Aujourd'hui, la durabilité est l'une des grandes tendances qui contribuent à l'efficacité dans la construction d'espaces respectueux de l'environnement grâce à une consommation d'énergie plus efficace ou à une consommation moindre d'eau, par exemple. En ce sens, la technologie appliquée dans les espaces permet de générer des informations pour les décideurs du marché.
« L'industrie a un engagement très fort. Près de 40 % de ce qui est généré à partir du carbone provient de l'immobilier », déclare Carlos, qui envisage de continuer à investir dans l'immobilier, car il voit un avenir prometteur pour le marché. « J’aime beaucoup enseigner et accompagner les entreprises. »
Pour Frattini, le Mexique a le potentiel d'accueillir 500 startups, mais il n'en compte que 140. « Nous, en tant qu'Amérique latine, devons avoir au moins 1 500 startups dans les 5 prochaines années, sans compter le Brésil », dit-il.
Le Mexique, la Colombie et le Chili sont les principaux pays qui progressent avec le plus de vigueur parmi les startups proptech.
En termes de financement, l’industrie proptech au Mexique a réussi à obtenir des montants importants malgré les conditions macroéconomiques. En 2021, elle s'est positionnée comme la troisième industrie la plus financée du pays, avec 921 millions de dollars et, bien qu'elle ait levé 21 millions de dollars en capital-risque au premier trimestre 2023, après le ralentissement de l'année dernière, les entreprises du secteur Ils optent pour de nouvelles formes de financement comme l’endettement et les lignes de crédit qui totalisent 128 millions de dollars (24 % de plus que sur l’ensemble de 2022).

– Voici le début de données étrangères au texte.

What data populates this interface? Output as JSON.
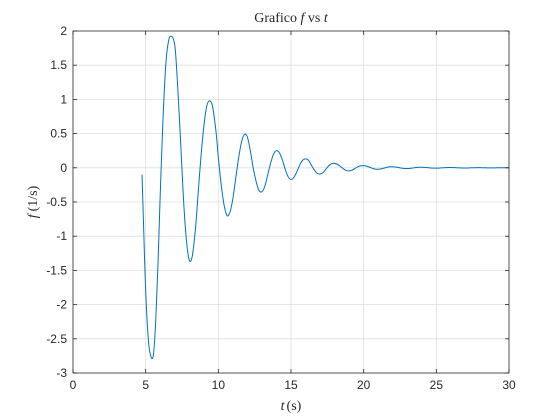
{
  "chart_data": {
    "type": "line",
    "title_prefix": "Grafico ",
    "title_var_f": "f",
    "title_mid": " vs ",
    "title_var_t": "t",
    "xlabel_var": "t",
    "xlabel_unit": "(s)",
    "ylabel_var": "f",
    "ylabel_unit": "(1/s)",
    "xlim": [
      0,
      30
    ],
    "ylim": [
      -3,
      2
    ],
    "xticks": [
      0,
      5,
      10,
      15,
      20,
      25,
      30
    ],
    "yticks": [
      -3,
      -2.5,
      -2,
      -1.5,
      -1,
      -0.5,
      0,
      0.5,
      1,
      1.5,
      2
    ],
    "grid": true,
    "line_color": "#0072bd",
    "series": [
      {
        "x": [
          4.75,
          4.85,
          5.0,
          5.2,
          5.4,
          5.55,
          5.7,
          5.85,
          6.0,
          6.2,
          6.4,
          6.6,
          6.8,
          6.95,
          7.05,
          7.2,
          7.4,
          7.6,
          7.8,
          8.0,
          8.2,
          8.4,
          8.5,
          8.6,
          8.8,
          9.0,
          9.2,
          9.4,
          9.6,
          9.8,
          9.9,
          10.0,
          10.2,
          10.4,
          10.6,
          10.8,
          11.0,
          11.2,
          11.4,
          11.6,
          11.8,
          12.0,
          12.2,
          12.4,
          12.6,
          12.8,
          13.0,
          13.2,
          13.4,
          13.6,
          13.8,
          14.0,
          14.2,
          14.4,
          14.6,
          14.8,
          15.0,
          15.2,
          15.4,
          15.6,
          15.8,
          16.0,
          16.2,
          16.4,
          16.6,
          16.8,
          17.0,
          17.2,
          17.4,
          17.6,
          17.8,
          18.0,
          18.2,
          18.4,
          18.6,
          18.8,
          19.0,
          19.2,
          19.4,
          19.6,
          19.8,
          20.0,
          20.2,
          20.4,
          20.6,
          20.8,
          21.0,
          21.2,
          21.4,
          21.6,
          21.8,
          22.0,
          22.2,
          22.4,
          22.6,
          22.8,
          23.0,
          23.2,
          23.4,
          23.6,
          23.8,
          24.0,
          24.2,
          24.4,
          24.6,
          24.8,
          25.0,
          25.2,
          25.4,
          25.6,
          25.8,
          26.0,
          26.2,
          26.4,
          26.6,
          26.8,
          27.0,
          27.2,
          27.4,
          27.6,
          27.8,
          28.0,
          28.2,
          28.4,
          28.6,
          28.8,
          29.0,
          29.2,
          29.4,
          29.6,
          29.8,
          30.0
        ],
        "values": [
          -0.1,
          -0.8,
          -1.8,
          -2.55,
          -2.78,
          -2.7,
          -2.2,
          -1.4,
          -0.4,
          0.75,
          1.55,
          1.88,
          1.92,
          1.85,
          1.7,
          1.2,
          0.4,
          -0.45,
          -1.05,
          -1.35,
          -1.3,
          -0.95,
          -0.7,
          -0.4,
          0.15,
          0.6,
          0.9,
          0.98,
          0.9,
          0.6,
          0.4,
          0.15,
          -0.25,
          -0.55,
          -0.7,
          -0.65,
          -0.45,
          -0.15,
          0.15,
          0.38,
          0.49,
          0.45,
          0.25,
          0.0,
          -0.2,
          -0.33,
          -0.35,
          -0.27,
          -0.1,
          0.07,
          0.2,
          0.25,
          0.22,
          0.12,
          -0.02,
          -0.13,
          -0.17,
          -0.14,
          -0.06,
          0.04,
          0.11,
          0.13,
          0.11,
          0.04,
          -0.03,
          -0.08,
          -0.09,
          -0.07,
          -0.02,
          0.03,
          0.06,
          0.065,
          0.05,
          0.02,
          -0.015,
          -0.04,
          -0.045,
          -0.035,
          -0.01,
          0.015,
          0.03,
          0.032,
          0.025,
          0.01,
          -0.008,
          -0.02,
          -0.022,
          -0.016,
          -0.005,
          0.008,
          0.015,
          0.016,
          0.012,
          0.004,
          -0.004,
          -0.01,
          -0.011,
          -0.008,
          -0.002,
          0.004,
          0.008,
          0.008,
          0.006,
          0.002,
          -0.002,
          -0.005,
          -0.005,
          -0.004,
          -0.001,
          0.002,
          0.004,
          0.004,
          0.003,
          0.001,
          -0.001,
          -0.002,
          -0.002,
          -0.002,
          0.0,
          0.001,
          0.002,
          0.002,
          0.001,
          0.0,
          -0.001,
          -0.001,
          -0.001,
          0.0,
          0.0,
          0.001,
          0.0,
          0.0
        ]
      }
    ]
  }
}
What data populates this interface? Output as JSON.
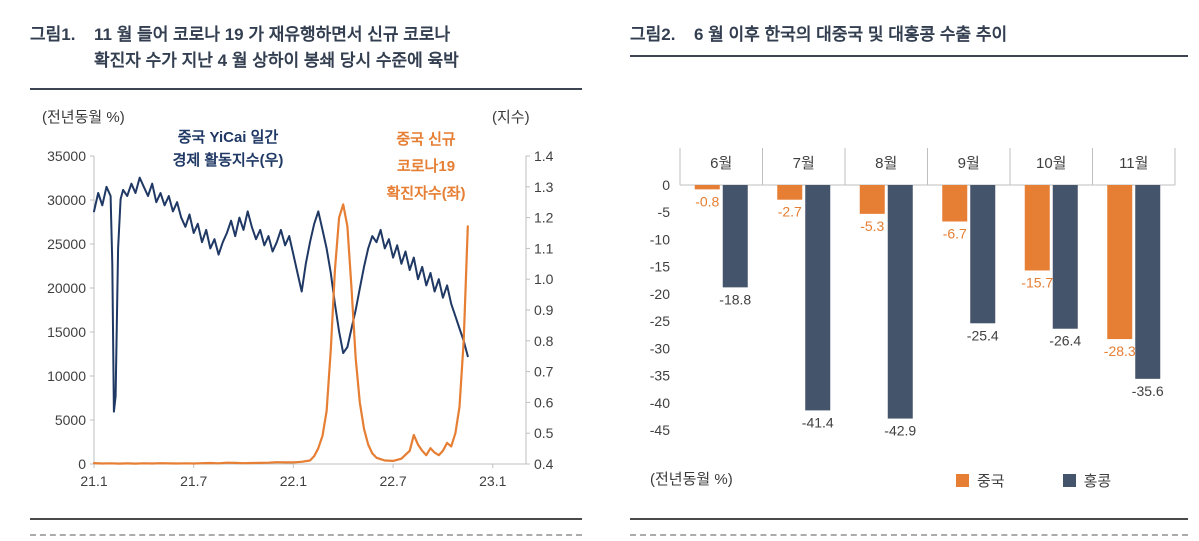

Avec tout ce scénario, l'industrie Proptech devrait être à la tête de la prochaine accélération technologique, car alors que le marché immobilier mexicain est en hausse, générant 69 milliards de dollars, les startups proptech représentent au moins 3% de part de marché. Cela met en évidence les opportunités de croissance considérables et le potentiel inexploité, déclare Enceavor.
Ruben Frattini, directeur visionnaire de PropTech Latam, est optimiste quant à l'avenir de l'industrie et est convaincu que l'élan ne fait que commencer. « Davantage de fintech arrivent avec la proptech », commente-t-il.